La douleur ressentie se refléta sur son visage. Elle tourna la tête et regarda Ordynov avec tant de raillerie et de mépris, qu’il sentit ses jambes fléchir sous lui. Ensuite elle lui indiqua le vieillard endormi, et, de nouveau, le regarda d’un air froid et méprisant.

– Quoi? Il te tuera!… prononça Ordynov, plein de rage.

Un démon, semblait-il, lui chuchotait à l’oreille qu’il l’avait comprise.

– Je t’achèterai à ton maître, ma belle, si tu as besoin de mon âme! Il ne te tuera pas…

Le sourire silencieux qui glaçait Ordynov ne quittait pas le visage de Catherine. Sans savoir ce qu’il faisait, à tâtons, il décrocha du mur un couteau précieux appartenant au vieillard. L’étonnement parut sur le visage de Catherine, mais, en même temps, la colère et le mépris se reflétèrent dans ses yeux avec une intensité redoublée. Ordynov avait mal en la regardant… Une force obscure poussait sa main… Il tira le couteau de sa gaine… Catherine, immobile, retenant son souffle, le suivait des yeux…

Il regarda le vieillard.

À ce moment, il lui sembla que le vieillard lentement ouvrait les yeux et le regardait en souriant. Leurs yeux se rencontrèrent.

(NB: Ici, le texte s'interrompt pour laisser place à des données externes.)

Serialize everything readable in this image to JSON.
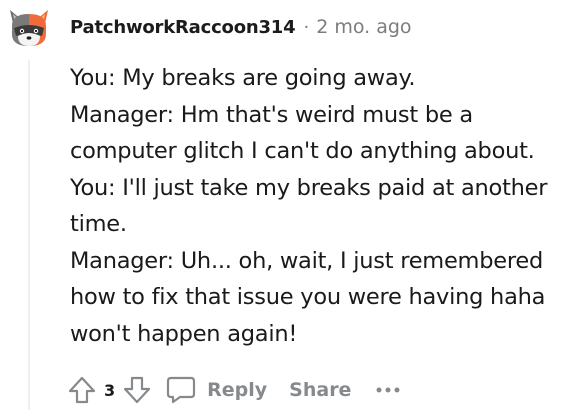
{
  "comment": {
    "username": "PatchworkRaccoon314",
    "separator": "·",
    "timestamp": "2 mo. ago",
    "avatar_icon": "raccoon-avatar-icon",
    "body_lines": [
      "You: My breaks are going away.",
      "Manager: Hm that's weird must be a",
      "computer glitch I can't do anything about.",
      "You: I'll just take my breaks paid at another",
      "time.",
      "Manager: Uh... oh, wait, I just remembered",
      "how to fix that issue you were having haha",
      "won't happen again!"
    ]
  },
  "actions": {
    "upvote_icon": "upvote-arrow-icon",
    "vote_count": "3",
    "downvote_icon": "downvote-arrow-icon",
    "reply_icon": "speech-bubble-icon",
    "reply_label": "Reply",
    "share_label": "Share",
    "more_icon": "ellipsis-icon"
  },
  "colors": {
    "text": "#1a1a1b",
    "muted": "#878a8c",
    "avatar_orange": "#f06a3a",
    "thread_line": "#edeff1"
  }
}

Pendant quelques minutes, Ordynov le fixa, immobile… Soudain, il lui sembla que tout le visage du vieillard riait et que ce rire diabolique, glacial, éclatait enfin dans la chambre. Une pensée noire, hideuse, se glissait dans sa tête comme un serpent… Il tremblait… Le couteau lui échappa des mains et tomba avec bruit sur le parquet.

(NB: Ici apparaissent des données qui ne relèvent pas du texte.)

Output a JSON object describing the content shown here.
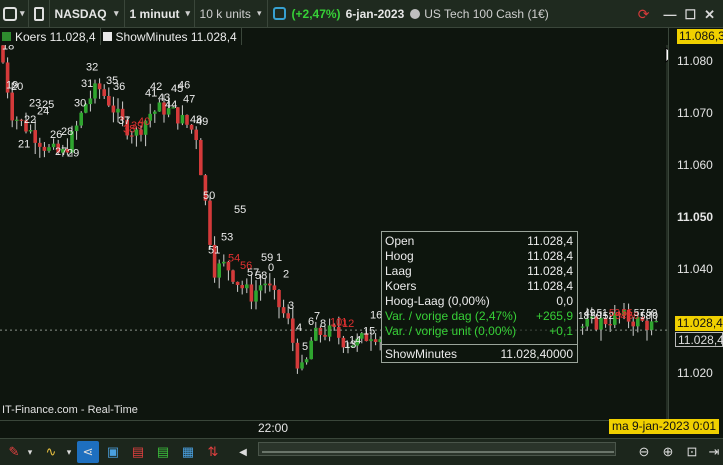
{
  "toolbar": {
    "symbol": "NASDAQ",
    "timeframe": "1 minuut",
    "units": "10 k units",
    "change": "(+2,47%)",
    "date": "6-jan-2023",
    "instrument": "US Tech 100 Cash (1€)",
    "market_dot_color": "#cfcfcf",
    "window_buttons": [
      "minimize-icon",
      "restore-icon",
      "close-icon"
    ]
  },
  "legend": [
    {
      "label": "Koers 11.028,4",
      "color": "#2e8b2e"
    },
    {
      "label": "ShowMinutes 11.028,4",
      "color": "#e8e8e8"
    }
  ],
  "price_axis": {
    "ticks": [
      "11.080",
      "11.070",
      "11.060",
      "11.050",
      "11.040",
      "11.030",
      "11.020"
    ],
    "bold_tick": "11.050",
    "top_label": "11.086,3",
    "last_price": "11.028,4",
    "last_price_2": "11.028,4"
  },
  "time_axis": {
    "ticks": [
      "22:00"
    ]
  },
  "date_badge": "ma 9-jan-2023 0:01",
  "source": "IT-Finance.com - Real-Time",
  "tooltip": {
    "rows": [
      {
        "label": "Open",
        "value": "11.028,4"
      },
      {
        "label": "Hoog",
        "value": "11.028,4"
      },
      {
        "label": "Laag",
        "value": "11.028,4"
      },
      {
        "label": "Koers",
        "value": "11.028,4"
      },
      {
        "label": "Hoog-Laag (0,00%)",
        "value": "0,0"
      },
      {
        "label": "Var. / vorige dag (2,47%)",
        "value": "+265,9"
      },
      {
        "label": "Var. / vorige unit (0,00%)",
        "value": "+0,1"
      }
    ],
    "footer": {
      "label": "ShowMinutes",
      "value": "11.028,40000"
    }
  },
  "colors": {
    "up": "#2fa52f",
    "down": "#d43a3a",
    "bg": "#0e150e"
  },
  "chart_data": {
    "type": "candlestick",
    "title": "",
    "y_ticks": [
      "11.080",
      "11.070",
      "11.060",
      "11.050",
      "11.040",
      "11.030",
      "11.020"
    ],
    "x_ticks": [
      "22:00"
    ],
    "minute_labels_white": [
      {
        "label": "18",
        "price": 11082.2
      },
      {
        "label": "19",
        "price": 11074.7
      },
      {
        "label": "20",
        "price": 11074.4
      },
      {
        "label": "21",
        "price": 11063.4
      },
      {
        "label": "22",
        "price": 11068.1
      },
      {
        "label": "23",
        "price": 11071.3
      },
      {
        "label": "24",
        "price": 11069.7
      },
      {
        "label": "25",
        "price": 11071.0
      },
      {
        "label": "26",
        "price": 11065.2
      },
      {
        "label": "27",
        "price": 11062.0
      },
      {
        "label": "28",
        "price": 11065.8
      },
      {
        "label": "29",
        "price": 11061.7
      },
      {
        "label": "30",
        "price": 11071.3
      },
      {
        "label": "31",
        "price": 11075.0
      },
      {
        "label": "32",
        "price": 11078.2
      },
      {
        "label": "35",
        "price": 11075.6
      },
      {
        "label": "36",
        "price": 11074.4
      },
      {
        "label": "37",
        "price": 11067.9
      },
      {
        "label": "41",
        "price": 11073.2
      },
      {
        "label": "42",
        "price": 11074.4
      },
      {
        "label": "43",
        "price": 11072.3
      },
      {
        "label": "44",
        "price": 11071.0
      },
      {
        "label": "45",
        "price": 11074.1
      },
      {
        "label": "46",
        "price": 11074.7
      },
      {
        "label": "47",
        "price": 11072.0
      },
      {
        "label": "48",
        "price": 11068.1
      },
      {
        "label": "49",
        "price": 11067.7
      },
      {
        "label": "50",
        "price": 11053.5
      },
      {
        "label": "51",
        "price": 11043.1
      },
      {
        "label": "53",
        "price": 11045.6
      },
      {
        "label": "55",
        "price": 11050.9
      },
      {
        "label": "57",
        "price": 11038.8
      },
      {
        "label": "58",
        "price": 11038.2
      },
      {
        "label": "59",
        "price": 11041.7
      },
      {
        "label": "1",
        "price": 11041.7
      },
      {
        "label": "0",
        "price": 11039.7
      },
      {
        "label": "2",
        "price": 11038.5
      },
      {
        "label": "3",
        "price": 11032.5
      },
      {
        "label": "4",
        "price": 11028.2
      },
      {
        "label": "5",
        "price": 11024.6
      },
      {
        "label": "6",
        "price": 11029.4
      },
      {
        "label": "7",
        "price": 11030.4
      },
      {
        "label": "8",
        "price": 11029.0
      },
      {
        "label": "13",
        "price": 11025.0
      },
      {
        "label": "14",
        "price": 11025.8
      },
      {
        "label": "15",
        "price": 11027.6
      },
      {
        "label": "16",
        "price": 11030.6
      }
    ],
    "minute_labels_red": [
      {
        "label": "38",
        "price": 11066.3
      },
      {
        "label": "39",
        "price": 11067.0
      },
      {
        "label": "40",
        "price": 11067.7
      },
      {
        "label": "54",
        "price": 11041.6
      },
      {
        "label": "56",
        "price": 11040.1
      },
      {
        "label": "10",
        "price": 11029.3
      },
      {
        "label": "11",
        "price": 11029.3
      },
      {
        "label": "12",
        "price": 11029.0
      }
    ],
    "right_cluster_labels": [
      "18",
      "49",
      "50",
      "51",
      "52",
      "53",
      "54",
      "55",
      "56",
      "57",
      "58",
      "59",
      "0"
    ],
    "last_price": 11028.4,
    "previous_close_change_pct": 2.47
  }
}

Catherine poussa un cri, comme si elle se réveillait d’un cauchemar sombre et pénible… Le vieillard, très pâle, se leva lentement du lit. Avec rage il repoussa du pied le couteau dans un coin de la chambre. Catherine était pâle comme une morte, immobile… Une souffrance sourde, insupportable, se peignait sur son visage. Avec un cri qui fendait l’âme, presque évanouie, elle tomba aux pieds du vieillard.

– Alexis! Alexis! Ces mots jaillirent de sa poitrine oppressée.

Le vieillard la prit dans ses bras puissants et la pressa fortement contre lui. Elle cacha sa tête sur le sein du vieillard et alors, par tous les traits de son visage, il eut un rire si triomphant et si terrible que l’horreur saisit Ordynov. La ruse, le calcul, la tyrannie froide et jalouse, la moquerie de son pauvre cœur déchiré, Ordynov entendait tout cela dans ce rire.

«Folle!» murmura-t-il tout tremblant de peur, et il s’enfuit.

III.

Le lendemain, à huit heures du matin, Ordynov pâle, ému, non encore remis du trouble de la veille, frappait à la porte de Iaroslav Ilitch. Il n’aurait su dire pourquoi il était venu, et il recula d’étonnement, puis s’arrêta comme pétrifié sur le seuil en voyant Mourine dans la chambre. Le vieillard était plus pâle encore qu’Ordynov; il paraissait se tenir à peine sur ses jambes, terrassé par le mal. Cependant il refusait de s’asseoir malgré l’invitation réitérée de Iaroslav Ilitch, tout heureux d’une pareille visite.

En apercevant Ordynov, Iaroslav Ilitch exulta, mais, presque au même moment, sa joie s’évanouit et une sorte de malaise le prit soudain, à mi-chemin de la table et de la chaise voisine. Évidemment, il ne savait que dire, que faire; il se rendait compte de l’inconvenance qu’il y avait à fumer sa pipe dans un pareil moment, et, cependant, si grand était son trouble, qu’il continuait à fumer sa pipe tant qu’il pouvait, et même avec une certaine fanfaronnade.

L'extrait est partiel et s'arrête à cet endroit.